Act of the Parliament of the United Kingdom

The Housing Act 1925 (15 & 16 Geo. 5. c. 14) was an act of the Parliament of the United Kingdom that consolidated enactments relating to the housing of the working classes in England and Wales.

The Housing (Scotland) Act 1925 (15 & 16 Geo. 5. c. 15) made similar provisions for Scotland.

== Provisions ==
=== Repealed enactments ===
Section 136 of the act repealed 18 enactments, listed in the sixth schedule to the act.

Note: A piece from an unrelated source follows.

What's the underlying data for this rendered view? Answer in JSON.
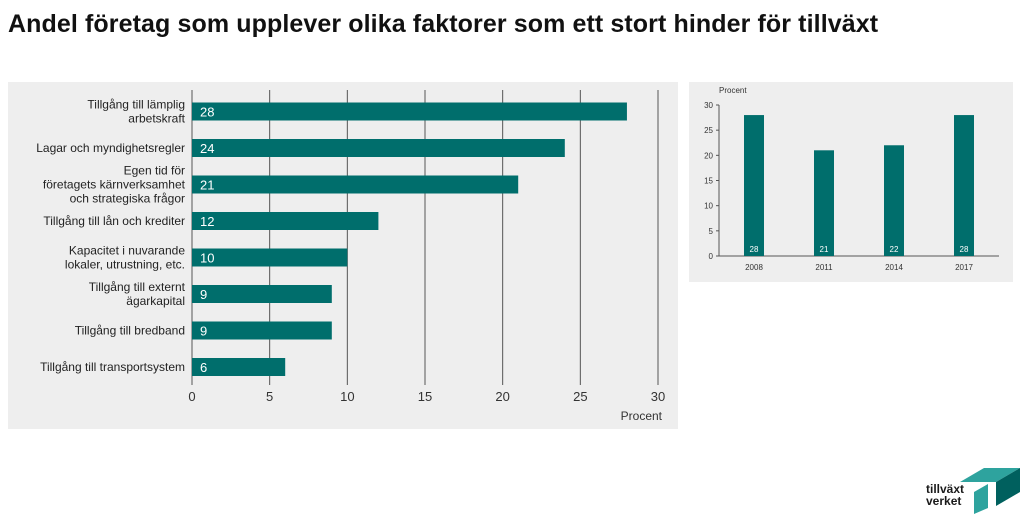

| Citation | Short title | Extent of repeal |
|---|---|---|
| 44 & 45 Vict. c. 38 | Public Works Loans Act 1881 | Section eleven. |
| 53 & 54 Vict. c. 70 | Housing of the Working Classes Act 1890 | The whole act except subsection (1) of section seventy-four. |
| 53 & 54 Vict. c. ccxliii | London Council (General Powers) Act 1890 | Section twenty-five. |
| 56 & 57 Vict. c. 73 | Local Government Act 1894 | Subsection (2) of section six. |
| 57 & 58 Vict. c. 55 | Housing of the Working Classes Act 1894 | The whole act. |
| 62 & 63 Vict. c. 14 | London Government Act 1899 | In Part II of the Second Schedule the words "Power to adopt Part III. of the Housing of the Working Classes Act, 1890," and the words "The power to be only exercised within the borough" where those words secondly occur. |
| 63 & 64 Vict. c. 59 | Housing of the Working Classes Act 1900 | The whole act, so far as unrepealed. |
| 3 Edw. 7. c. 39 | Housing of the Working Classes Act 1903 | The whole act. |
| 9 Edw. 7. c. 44 | Housing, Town Planning, &c. Act 1909 | Part I., except section seven. Subsection (1) of section sixty-nine, and in subsections (2) and (3) of the same section the words "the clerk or" and "clerk or." Part IV. except so far as it relates to town planning. First, Second, and Sixth Schedules. |
| 4 & 5 Geo. 5. c. 33 | Public Works Loans Act 1914 | Section four. |
| 9 & 10 Geo. 5. c. 35 | Housing, Town Planning, &c., Act 1919 | Part I., except sections seven, nineteen, twenty-three, twenty-five, thirty-one, and thirty-six, and subsection (4) of section twenty-four and section forty, so far as required for the interpretation of the unrepealed provisions of the Act. First, Second, and Fifth Schedules. |
| 9 & 10 Geo. 5. c. 57 | Acquisition of Land (Assessment of Compensation) Act 1919 | In section seven the words "for the purposes of Part I. or Part II. of the Housing of the Working Classes Act, 1890 or" and the words from "and the provisions of the Second Schedule" to the end of subsection (1). |
| 9 & 10 Geo. 5. c. 99 | Housing (Additional Powers) Act 1919 | The whole act except sections eight, nine, ten, eleven and fifteen. |
| 10 & 11 Geo. 5. c. 76 | Agriculture Act 1920 | Section thirty-two. |
| 11 & 12 Geo. 5. c. 19 | Housing Act 1921 | Sections two, three, four and nine; section five, except so far as it amends the Small Dwellings Acquisition Act 1899. Section six, except so far as it amends section ten of the Housing (Additional Powers) Act 1919. |
| 12 & 13 Geo. 5. c. 33 | Public Works Loans Act 1922 | Section four. |
| 13 & 14 Geo. 5. c. 24 | Housing, &c. Act 1923 | Sections five, seven to fifteen and seventeen. The First Schedule. The Second Schedule, except so far as it amends sections fifty-nine and sixty-nine of the Housing, Town Planning, &c., Acts, 1909. |
| 14 & 15 Geo. 5. c. 35 | Housing (Financial Provisions) Act 1924 | Section twelve. The Second Schedule, so far as it amends section five of the Housing, &c., Act 1923. |

== Subsequent developments ==
The whole act was repealed by section 190 of, and the twelfth schedule to, the Housing Act 1936 (26 Geo. 5 & 1 Edw. 8. c. 51), which came into force on 1 January 1937.